Le
caractère dogmatique des régimes se réclamant du marxisme a fortement déteint
sur Marx lui-même. Or, rien n’est plus étranger à la pensée de Marx que le
dogmatisme. Dans son jeune âge, Marx a renié les deux formes de dogmatismes
les plus influents de son époque : l’un fondé sur l’idéalisme de
Hegel et l’autre sur le matérialisme de Feuerbach. Feuerbach fait remarquer
que l’homme de Hegel projette en
dehors de lui l’idéal de bonté, de perfection etc … qui se trouve
normalement dans son esprit, transformant cet idéal en Dieu, pour ensuite se
mettre à l’adorer. C’est un phénomène d’aliénation, en tant que perte
d’une partie de soi. La solution serait de retrouver l’homme, au lieu de
chercher Dieu. En fait, Feuerbach renverse l’idéalisme de Hegel mais garde
toujours le cadre dogmatique de sa pensée. Il remplace une théologie par une
autre, matérialiste cette fois. « Lhomme » de Feuerbach est une
entité abstraite, iréel, flottant dans l’éther d’un système
philosophique. Le matérialisme de Marx rattache cet homme à un cadre concret :
la société dans laquelle il se trouve, et à une vie concrète par le travail
qu’il y fournit. Par son travail l’homme vit et participe à la vie, et par
sa sociabilité, il est capable d’agir collectivement. Son action lui permet
d’intervenir sur le réel, tout en étant aussi déterminé par le réel. Cet
ancrage dans le réel, le concret, fait que la pensée de Marx est bien loin de
tout dogmatisme.
En effet, chacune des théories et « lois » marxistes est
assortie d’un cadre d’application précis en dehors duquel elle ne peut se vérifier.
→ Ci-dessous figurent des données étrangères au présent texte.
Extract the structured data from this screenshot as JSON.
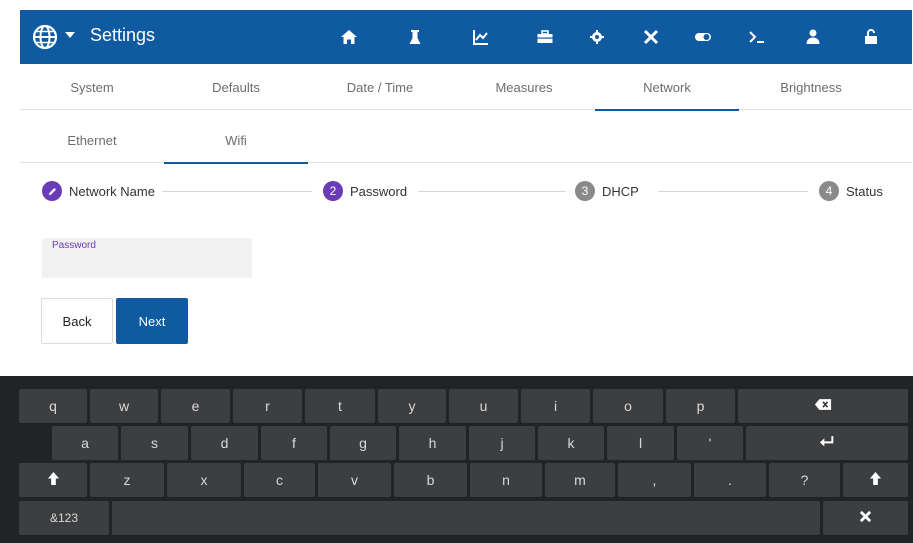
{
  "header": {
    "title": "Settings",
    "accent": "#0f5aa0",
    "icons": [
      "home-icon",
      "flask-icon",
      "chart-icon",
      "toolbox-icon",
      "gear-icon",
      "tools-icon",
      "toggle-icon",
      "terminal-icon",
      "user-icon",
      "unlock-icon"
    ]
  },
  "tabs": [
    {
      "label": "System"
    },
    {
      "label": "Defaults"
    },
    {
      "label": "Date / Time"
    },
    {
      "label": "Measures"
    },
    {
      "label": "Network",
      "active": true
    },
    {
      "label": "Brightness"
    }
  ],
  "subtabs": [
    {
      "label": "Ethernet"
    },
    {
      "label": "Wifi",
      "active": true
    }
  ],
  "stepper": [
    {
      "badge": "",
      "label": "Network Name",
      "state": "done"
    },
    {
      "badge": "2",
      "label": "Password",
      "state": "active"
    },
    {
      "badge": "3",
      "label": "DHCP",
      "state": "pending"
    },
    {
      "badge": "4",
      "label": "Status",
      "state": "pending"
    }
  ],
  "form": {
    "password_label": "Password",
    "password_value": ""
  },
  "buttons": {
    "back": "Back",
    "next": "Next"
  },
  "keyboard": {
    "row1": [
      "q",
      "w",
      "e",
      "r",
      "t",
      "y",
      "u",
      "i",
      "o",
      "p"
    ],
    "row2": [
      "a",
      "s",
      "d",
      "f",
      "g",
      "h",
      "j",
      "k",
      "l",
      "'"
    ],
    "row3": [
      "z",
      "x",
      "c",
      "v",
      "b",
      "n",
      "m",
      ",",
      ".",
      "?"
    ],
    "symbols_label": "&123"
  }
}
Autrement dit un « réel » l’attestant ou le réfutant. Ce
« réel » ne cessant d’évoluer dans le temps et de varier selon
le lieu, une théorie ou une « loi » ne saurait être appliquée de
façon dogmatique partout et en tout temps. Un exemple en est la « loi de
la valeur ». Elle prétend que la valeur d’une marchandise dépend
uniquement de la quantité de travail nécessaire pour la fabriquer. Marx précise
que cette « loi » n’est valable que dans un environnement où
l’offre et la demande sont illimitées et où la machine ne fait que
transmettre la valeur sans participer à la produire. A l’ère de la machine
à vapeur, Marx était conscient que sa « loi » atteindra ses
limites quand la science en progressant va intervenir directement dans la création
de la valeur. Il écrit : « en même temps que le développement de
la grande industrie, la production de marchandises dépendra de moins en moins
du temps de travail et de plus en plus de l’efficacité de la machine (…).
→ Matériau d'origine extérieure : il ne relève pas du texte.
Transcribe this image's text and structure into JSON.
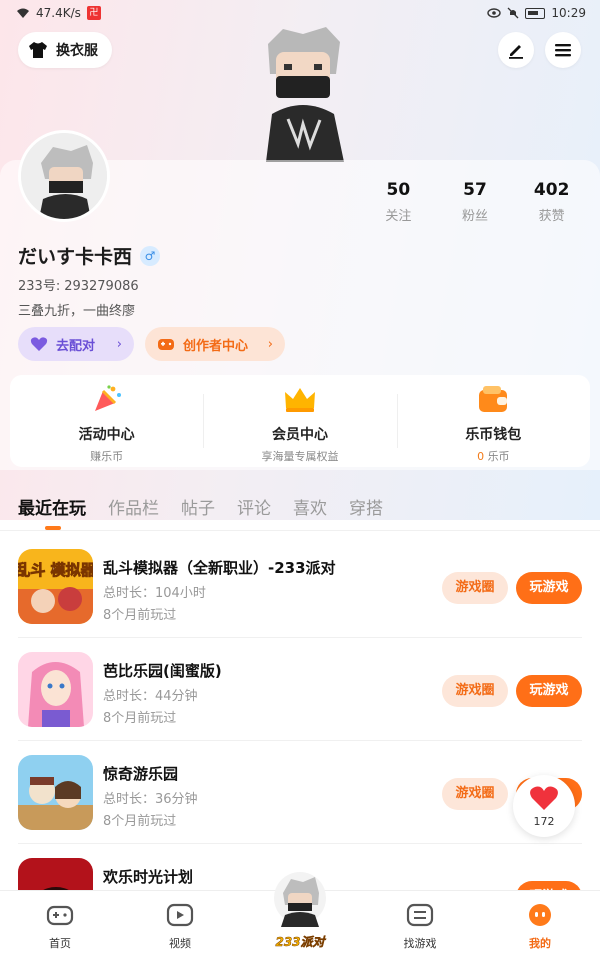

La production sera déterminée par le progès scientifique et technique (…).
Quand le travail, directement, ne sera plus la principale origine de la
richesse, alors le temps de travail ne sera pas non plus la mesure de cette
richesse » (Fondements de la critique de l’économie polotique t II).
Plus loin, il tient compte en plus du facteur « organisation de la
production », disant : « bien qu’il soit indispensable,
(l’effet direct du travail) va être réduit à un rôle modeste par rapport
à l’action de la science (..) ainsi que celle de la productivité découlant
du modèle d’organisation sociale de l’ensemble des forces productives ».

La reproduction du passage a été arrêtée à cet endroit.